For chartered accountant Neil Wolstenholme and his friend, solutions architect Richard Nicholson, it was clear that the environmental, social and governance (ESG) model for sustainability reporting was broken. Having read ‘Doughnut Economics’ by Kate Raworth – which proposes a visual framework for sustainable development – the two of them, along with chartered accountant Lily Wolstenholme and engineer Neil Ellis, decided to create a tool that would encourage real change from corporations.
The solution they developed was a UK AI startup called ekointelligence, offering what is essentially a sustainability assurance tool. It builds an historical impact profile for a company, using advanced behaviour analysis techniques to review company reports and statements against this impact. It then delivers an assessment on the quality and veracity of their disclosures – in other words, a greenwashing detection tool.
Ekointelligence has been trained on more than 70,000 documents so far, including company reports, third-party investigations and other information relating to a company’s environmental performance. It has also been trained on various environmental standards and frameworks, including the Sustainable Development Goals, Task Force on Climate-related Financial Disclosures and International Sustainability Standards Board standards.
“If you’ve got a particular environmental framework you want to work in, we can map to that particular model preference, using this as a basis to analyse current – and soon predict future – corporate behaviour,” says Nicholson.
What you end up with when using the tool is a comprehensive review that compares company statements of all kinds, including all press releases and leadership statements, highlighting the consistency and quality of those statements and disclosures. It delivers this within 24 hours. “It’s providing you with a complete eco profile of an organisation in a way that would take you months to do by hand,” says Neil Wolstenholme. “There’s an audit trail, so you can see exactly the source of information and you can assess the validity of that as well.”
The development of the tool is an iterative process, Nicholson explains. They used a number of AI training techniques to create context and extract meaning from relevant regulatory documents. EkoIntelligence engineers review the outputs to assess their quality and then fine tune the models and internal knowledge representations to improve results. “It’s an iterative ‘human-in-the-loop’ process with output context defined by ESG and greenwashing regulations,” says Nicholson. “It’s the North Star that w’'re following for our regulatory report analysis.”
To improve checks and balances, a different large language model (LLM) checks the sources and output statements are limited to information contained in the original sources, which helps minimise the risk of hallucination.
“Hallucinations were a problem right at the start,” says Nicholson. “We could get it to generate any garbage when we first started the process. It’s one of things about LLMs: it can be a very blunt tool and it can go very wrong if you’re not careful.”
It helps to have a specific use for the AI that you’re using, with clear objectives, Nicholson advises. “We’re very lucky because we know exactly what problem set we’re working on. When you’re in very fluid environments with broad context and constant change, you might want to leave AI adoption until you’ve actually identified immutable problem sets within your problem domain.”
EkoIntelligence has been created for the auditors’ community, alongside investors, public sector procurement teams and business owners and boards looking to assess their organisation’s footprint and disclosure quality. “Chief executives and boards like it because it gives them an honest appraisal of how they’re doing,” says Lily Wolstenholme. “It gives them an objective view of how the company is perceived, which you don’t always get from internally generated reports.”
The team is also looking to increase the number of auditors and assurers using the tool. “It can give them a full 360º view of what a company's done and what the’re saying,” says Neil Wolstenholme. “They can use that to provide better assurance of ESG statements.”
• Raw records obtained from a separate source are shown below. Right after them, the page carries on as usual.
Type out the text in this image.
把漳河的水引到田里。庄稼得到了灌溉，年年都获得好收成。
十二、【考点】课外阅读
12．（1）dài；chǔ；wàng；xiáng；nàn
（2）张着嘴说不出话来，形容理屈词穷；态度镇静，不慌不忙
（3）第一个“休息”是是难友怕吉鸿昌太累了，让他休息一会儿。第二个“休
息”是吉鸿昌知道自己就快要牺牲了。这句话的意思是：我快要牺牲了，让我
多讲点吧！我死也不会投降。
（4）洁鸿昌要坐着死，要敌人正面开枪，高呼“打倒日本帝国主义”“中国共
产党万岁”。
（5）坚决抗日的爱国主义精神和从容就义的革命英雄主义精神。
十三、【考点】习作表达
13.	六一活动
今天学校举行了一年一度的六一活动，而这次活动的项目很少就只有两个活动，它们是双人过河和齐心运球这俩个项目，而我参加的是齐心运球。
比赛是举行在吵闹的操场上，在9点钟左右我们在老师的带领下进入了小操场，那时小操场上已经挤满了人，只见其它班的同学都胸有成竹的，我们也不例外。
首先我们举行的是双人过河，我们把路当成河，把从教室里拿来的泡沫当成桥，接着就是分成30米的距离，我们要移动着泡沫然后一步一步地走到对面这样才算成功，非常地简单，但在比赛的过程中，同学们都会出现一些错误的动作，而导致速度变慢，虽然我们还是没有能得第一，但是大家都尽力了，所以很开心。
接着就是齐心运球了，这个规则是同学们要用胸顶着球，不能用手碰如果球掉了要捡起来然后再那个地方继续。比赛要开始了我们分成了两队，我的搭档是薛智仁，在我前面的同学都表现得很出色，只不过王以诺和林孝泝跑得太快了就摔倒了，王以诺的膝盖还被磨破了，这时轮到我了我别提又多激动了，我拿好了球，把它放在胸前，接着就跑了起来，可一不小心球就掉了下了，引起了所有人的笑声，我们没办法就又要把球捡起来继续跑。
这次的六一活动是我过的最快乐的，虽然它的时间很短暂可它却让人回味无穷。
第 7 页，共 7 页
Ekointelligence recently received a grant from Turing Innovation Catalyst in Manchester, supported by Innovate UK. This has given the company the means to accelerate and further refine the ekoIntelligence platform.
“We’re constantly looking to improve, to change behaviour,” says Neil Wolstenholme. “This is an ongoing process. It’s going to take quite a long time to change the mindset of corporations, but this is a huge global opportunity. We’re hoping that we can have a big impact.”